Concept, Design, Development
In a world where nearly everything is rated and reviewed, where we often outsource judgment to the crowd, I wondered what would happen if a known rating mechanic could be used to encourage critical thinking about something as vast, cultural, and personal as art.
I have a confession. Making this made me uncomfortable. I love art, but I sometimes struggle in art museums. The cold white walls can feel at odds with the warmth of the work. Wall texts and artist statements often feel abstracted and intellectualized, distanced from the objects they describe. I crave direct, challenging conversations about what art means. Not curator to visitor, but person to person.
This project is reductive, yes. But it mirrors the conversations I have with friends in museums. Casual, personal, and often insecure…poking at the edges of meaning and values.
This is an experiment. An attempt to wrestle with one small piece of a big question. What happens when we try to codify art? Who gets prioritized and who gets left out? Building this, I realized a high score didn’t always represent ‘good’ art to me. The works that lingered with were often the ones I rated lower. They asked more of me. That tension, that reminder of how little I know, is what I love about art. I want to be reminded of how much there is to learn. I want to be humbled and inspired.
Special thanks to The Metropolitan Museum of Art for making their collection data available through the Open Access API, helping make this exploration possible.
Works on mobile. Best on a desktop browser.
Why build this?
Frankly, this is a provocation. If you want to debate the validity of this project, I’ll consider it a success.
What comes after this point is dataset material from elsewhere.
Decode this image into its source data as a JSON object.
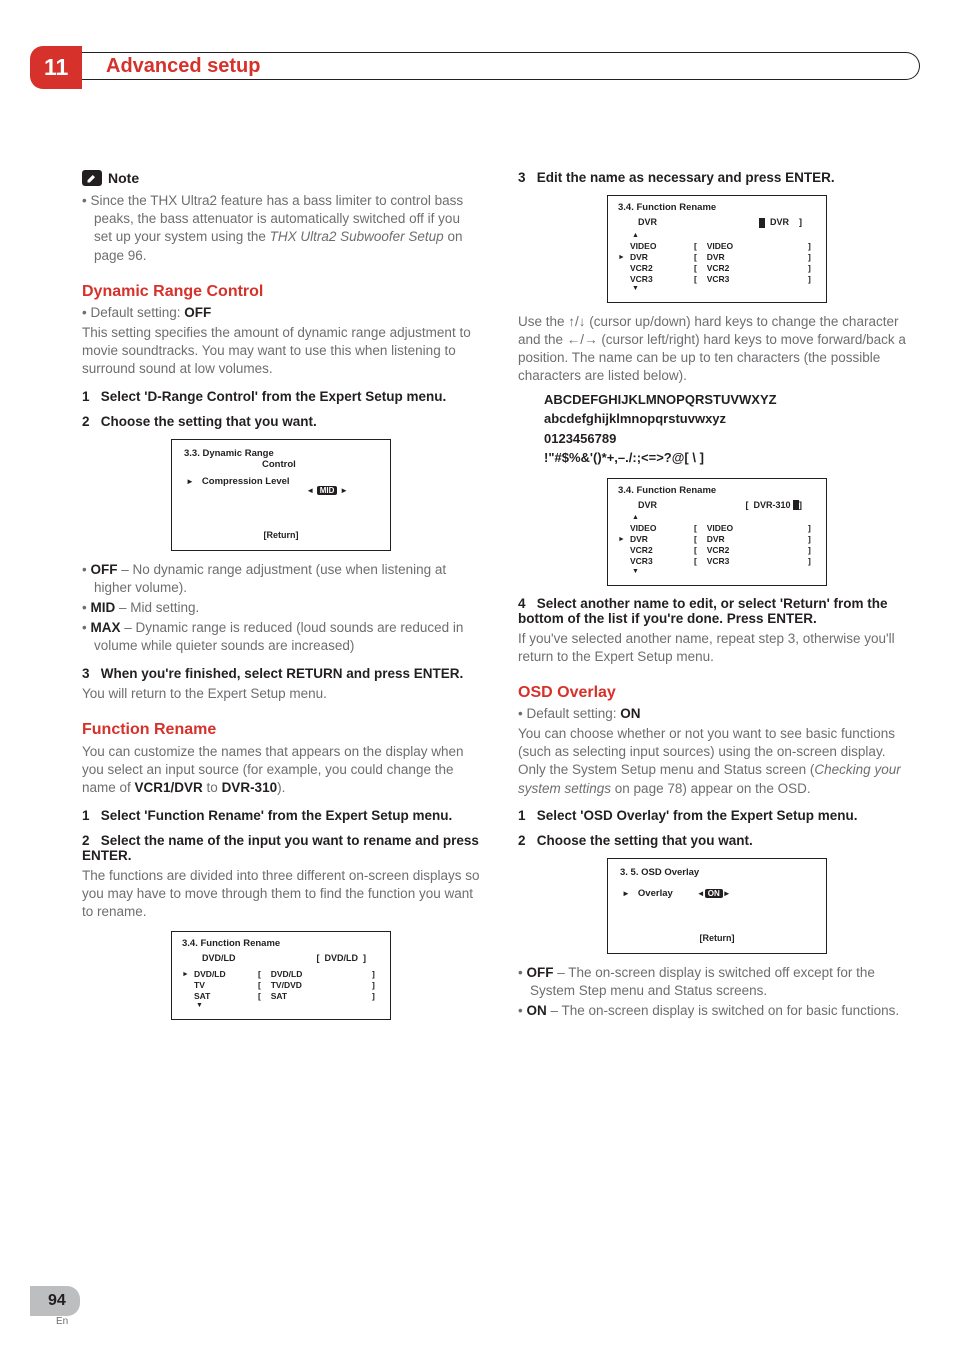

I’d love to see more debate and dialogue between museums and their visitors. That’s healthy. That’s dynamic. And navigating differences to find commonalities is, I believe, a key component of communities.
Can this level of interaction provide a gateway to deeper questions and conversations?
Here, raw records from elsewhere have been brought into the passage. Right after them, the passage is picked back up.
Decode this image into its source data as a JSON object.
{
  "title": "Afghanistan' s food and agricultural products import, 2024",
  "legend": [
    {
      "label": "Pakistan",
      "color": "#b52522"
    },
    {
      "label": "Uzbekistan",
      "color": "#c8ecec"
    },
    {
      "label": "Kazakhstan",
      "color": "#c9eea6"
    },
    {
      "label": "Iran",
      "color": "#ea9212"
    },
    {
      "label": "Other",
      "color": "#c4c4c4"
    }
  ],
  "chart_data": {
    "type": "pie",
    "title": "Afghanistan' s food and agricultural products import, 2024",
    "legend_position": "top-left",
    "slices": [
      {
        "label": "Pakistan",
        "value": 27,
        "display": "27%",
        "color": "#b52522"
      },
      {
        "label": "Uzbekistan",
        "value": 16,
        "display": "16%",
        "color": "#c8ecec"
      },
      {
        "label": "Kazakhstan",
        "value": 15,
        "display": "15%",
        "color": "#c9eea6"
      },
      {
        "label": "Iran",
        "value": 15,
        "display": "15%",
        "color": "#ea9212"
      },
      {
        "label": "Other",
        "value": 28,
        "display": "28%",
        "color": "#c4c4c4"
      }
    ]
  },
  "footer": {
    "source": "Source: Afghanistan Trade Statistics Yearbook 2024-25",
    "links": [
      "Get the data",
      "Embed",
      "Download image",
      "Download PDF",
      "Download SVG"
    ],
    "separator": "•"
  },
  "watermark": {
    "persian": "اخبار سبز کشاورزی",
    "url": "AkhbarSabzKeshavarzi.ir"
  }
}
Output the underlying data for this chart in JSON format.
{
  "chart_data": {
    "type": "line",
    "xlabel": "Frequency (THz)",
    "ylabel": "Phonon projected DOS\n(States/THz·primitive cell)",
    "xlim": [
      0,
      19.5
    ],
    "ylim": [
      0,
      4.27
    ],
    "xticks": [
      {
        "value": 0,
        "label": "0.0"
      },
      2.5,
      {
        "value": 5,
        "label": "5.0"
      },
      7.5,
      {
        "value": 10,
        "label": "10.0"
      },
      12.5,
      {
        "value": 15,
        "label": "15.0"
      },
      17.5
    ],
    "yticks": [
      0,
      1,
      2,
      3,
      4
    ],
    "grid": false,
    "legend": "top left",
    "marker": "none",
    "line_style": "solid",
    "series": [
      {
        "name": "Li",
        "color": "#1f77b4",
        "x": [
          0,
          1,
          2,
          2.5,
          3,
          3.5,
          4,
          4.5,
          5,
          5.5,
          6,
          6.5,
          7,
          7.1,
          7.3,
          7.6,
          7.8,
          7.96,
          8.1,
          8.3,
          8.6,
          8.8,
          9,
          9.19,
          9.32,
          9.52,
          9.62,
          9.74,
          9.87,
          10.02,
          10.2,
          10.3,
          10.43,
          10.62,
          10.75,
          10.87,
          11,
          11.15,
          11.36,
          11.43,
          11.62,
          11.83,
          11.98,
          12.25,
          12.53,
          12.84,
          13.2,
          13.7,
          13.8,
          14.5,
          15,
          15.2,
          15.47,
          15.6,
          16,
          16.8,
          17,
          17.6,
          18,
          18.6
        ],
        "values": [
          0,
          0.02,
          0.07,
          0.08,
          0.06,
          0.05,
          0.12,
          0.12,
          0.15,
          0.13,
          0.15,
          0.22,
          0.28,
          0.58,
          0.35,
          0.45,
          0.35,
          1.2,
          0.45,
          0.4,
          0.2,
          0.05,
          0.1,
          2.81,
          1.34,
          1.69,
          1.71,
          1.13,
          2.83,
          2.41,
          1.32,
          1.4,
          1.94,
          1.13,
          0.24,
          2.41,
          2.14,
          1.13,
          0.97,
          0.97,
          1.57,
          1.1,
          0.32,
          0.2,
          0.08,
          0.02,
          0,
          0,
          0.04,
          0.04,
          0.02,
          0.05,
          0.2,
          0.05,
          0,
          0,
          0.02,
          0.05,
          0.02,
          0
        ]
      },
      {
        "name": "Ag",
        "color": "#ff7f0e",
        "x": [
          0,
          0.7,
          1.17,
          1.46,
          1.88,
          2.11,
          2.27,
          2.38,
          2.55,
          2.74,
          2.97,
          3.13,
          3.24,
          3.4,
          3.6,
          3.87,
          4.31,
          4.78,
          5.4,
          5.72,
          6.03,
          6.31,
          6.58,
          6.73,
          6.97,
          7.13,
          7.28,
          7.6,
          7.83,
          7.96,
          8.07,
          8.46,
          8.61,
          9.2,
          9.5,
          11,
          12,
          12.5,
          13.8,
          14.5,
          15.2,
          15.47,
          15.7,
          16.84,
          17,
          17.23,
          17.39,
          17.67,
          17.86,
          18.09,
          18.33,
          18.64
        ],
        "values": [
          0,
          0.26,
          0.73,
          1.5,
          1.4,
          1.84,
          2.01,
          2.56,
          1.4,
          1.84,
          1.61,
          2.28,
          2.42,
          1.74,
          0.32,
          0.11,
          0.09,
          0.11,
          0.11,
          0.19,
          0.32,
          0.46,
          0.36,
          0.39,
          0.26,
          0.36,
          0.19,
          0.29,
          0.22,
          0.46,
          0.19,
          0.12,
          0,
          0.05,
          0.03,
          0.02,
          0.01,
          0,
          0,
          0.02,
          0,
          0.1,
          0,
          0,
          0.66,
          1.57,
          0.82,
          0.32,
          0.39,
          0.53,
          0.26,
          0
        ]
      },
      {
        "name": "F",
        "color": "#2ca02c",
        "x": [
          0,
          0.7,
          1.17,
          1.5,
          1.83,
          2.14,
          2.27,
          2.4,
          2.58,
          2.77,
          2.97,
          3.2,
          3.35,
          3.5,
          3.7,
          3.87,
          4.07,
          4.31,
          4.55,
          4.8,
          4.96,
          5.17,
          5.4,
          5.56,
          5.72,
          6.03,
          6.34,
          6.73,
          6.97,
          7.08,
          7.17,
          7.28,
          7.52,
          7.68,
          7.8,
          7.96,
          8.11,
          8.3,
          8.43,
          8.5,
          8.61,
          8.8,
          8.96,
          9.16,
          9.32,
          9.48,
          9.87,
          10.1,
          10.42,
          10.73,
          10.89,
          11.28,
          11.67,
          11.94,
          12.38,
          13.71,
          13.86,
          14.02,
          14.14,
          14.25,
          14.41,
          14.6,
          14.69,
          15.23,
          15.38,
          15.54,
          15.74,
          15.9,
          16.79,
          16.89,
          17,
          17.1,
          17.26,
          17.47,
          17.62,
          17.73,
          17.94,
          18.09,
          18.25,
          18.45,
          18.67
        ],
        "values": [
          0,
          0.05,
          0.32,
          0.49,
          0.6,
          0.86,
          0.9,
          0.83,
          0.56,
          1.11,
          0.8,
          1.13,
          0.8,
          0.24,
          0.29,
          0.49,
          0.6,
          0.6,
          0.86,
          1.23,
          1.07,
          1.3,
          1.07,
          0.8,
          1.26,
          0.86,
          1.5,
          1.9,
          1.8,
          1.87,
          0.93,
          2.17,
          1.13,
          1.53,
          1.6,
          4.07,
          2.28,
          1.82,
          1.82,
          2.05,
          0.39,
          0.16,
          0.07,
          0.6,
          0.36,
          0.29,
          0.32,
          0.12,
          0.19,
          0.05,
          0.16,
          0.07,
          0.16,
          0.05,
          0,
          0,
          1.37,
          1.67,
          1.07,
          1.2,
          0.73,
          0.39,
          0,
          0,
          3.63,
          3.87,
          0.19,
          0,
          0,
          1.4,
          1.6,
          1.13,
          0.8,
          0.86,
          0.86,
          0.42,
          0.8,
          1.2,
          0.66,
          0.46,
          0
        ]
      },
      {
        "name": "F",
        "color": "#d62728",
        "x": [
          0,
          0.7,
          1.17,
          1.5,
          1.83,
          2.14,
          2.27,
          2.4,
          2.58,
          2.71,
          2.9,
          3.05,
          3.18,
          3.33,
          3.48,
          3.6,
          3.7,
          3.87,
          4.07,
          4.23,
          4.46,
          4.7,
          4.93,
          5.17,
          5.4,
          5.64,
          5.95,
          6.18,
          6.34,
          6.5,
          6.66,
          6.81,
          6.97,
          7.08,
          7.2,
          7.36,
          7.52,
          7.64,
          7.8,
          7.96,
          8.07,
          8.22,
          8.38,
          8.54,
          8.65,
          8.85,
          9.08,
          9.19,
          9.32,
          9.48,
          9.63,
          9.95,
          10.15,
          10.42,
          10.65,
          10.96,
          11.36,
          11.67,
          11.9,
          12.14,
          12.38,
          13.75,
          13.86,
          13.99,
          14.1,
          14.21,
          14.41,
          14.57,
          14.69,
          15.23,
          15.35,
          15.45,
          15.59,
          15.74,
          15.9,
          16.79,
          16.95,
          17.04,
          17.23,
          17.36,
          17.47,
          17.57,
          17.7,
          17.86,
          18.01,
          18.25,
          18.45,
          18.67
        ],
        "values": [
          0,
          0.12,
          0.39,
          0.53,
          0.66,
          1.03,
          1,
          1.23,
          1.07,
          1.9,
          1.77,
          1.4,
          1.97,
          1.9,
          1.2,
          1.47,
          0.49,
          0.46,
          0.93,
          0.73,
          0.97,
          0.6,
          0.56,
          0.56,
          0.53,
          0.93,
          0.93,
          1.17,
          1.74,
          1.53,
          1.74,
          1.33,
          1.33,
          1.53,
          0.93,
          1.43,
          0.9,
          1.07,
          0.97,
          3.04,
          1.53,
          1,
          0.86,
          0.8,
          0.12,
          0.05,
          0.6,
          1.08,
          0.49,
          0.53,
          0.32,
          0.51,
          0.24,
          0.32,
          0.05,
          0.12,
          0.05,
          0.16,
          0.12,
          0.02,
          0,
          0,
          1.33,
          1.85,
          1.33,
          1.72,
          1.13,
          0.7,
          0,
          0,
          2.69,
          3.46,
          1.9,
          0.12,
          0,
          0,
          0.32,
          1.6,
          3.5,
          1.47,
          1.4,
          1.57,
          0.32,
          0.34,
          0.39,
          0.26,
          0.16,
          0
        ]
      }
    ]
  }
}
How do audiences feel to see their voice elevated?
Goals
To establish vocabulary for the evaluation of art that artists and non-artists could understand. Or debate. It’s likely the wrong criteria to someone. Maybe you. That’s okay, and I hope it inspires you to consider what criteria does matter to you.
To create a tool that museum staff could use to better understand how the public views their collection.
To facilitate discussion about the evaluation of art between museum visitors, give educators a tool for the discussion of art and design principles.
Evaluation Criteria
The evaluation criteria was a hybrid of A) the language used in classrooms to teach the general principles of art, B) the framework for the evaluation of art in auctions and, C) informed by conversations with curator friends.
Story: Does this artwork convey a narrative, share a moment, or describe a scene you can imagine happening?
Originality: Consider the time and place this was created. Does this artwork feel innovative, surprising, or different from what you usually see?
Historical Context: Does this artwork help you picture when, where, or how people lived?
Visual Impact: How strong or engaging are the visual elements like color, composition, and detail?
Purpose: Does this artwork seem to have a function or express a message, belief, or deeper idea?
Overall Impression: How much did this artwork resonate with you or stay in your mind? Did it affect you? Make you feel something?
surveys as exhibits
I am interested in designing exhibits that function as living surveys, experiences that invite visitors to share their perspectives and immediately see those values reflected back within a larger community. By anonymously gathering insight, institutions gain meaningful understanding of their audiences, while visitors gain awareness of one another. In this way, evaluation becomes participation, transforming data collection into a memorable and empowering shared experience.
Setting
Multiple tablets allow visitors to simultaneously engage. The experience could reference a museum’s larger collection or works specific to a gallery. For inspiration, the concept art below indicates a couple of possible spatial integrations.
Initital Prototype
Three works of art from the Met’s collection, ranked via survey by 30 respondents. A proof-of-concept test of a larger idea in which users rank art on a live website and this data is collected and visualized.
EARLY Sketches
This project began as a color analysis but that idea seemed a little too shallow so I began thinking of other qualities I could measure. Which led me to the idea that the data didn’t need to come from the artwork, rather it could come from the viewer.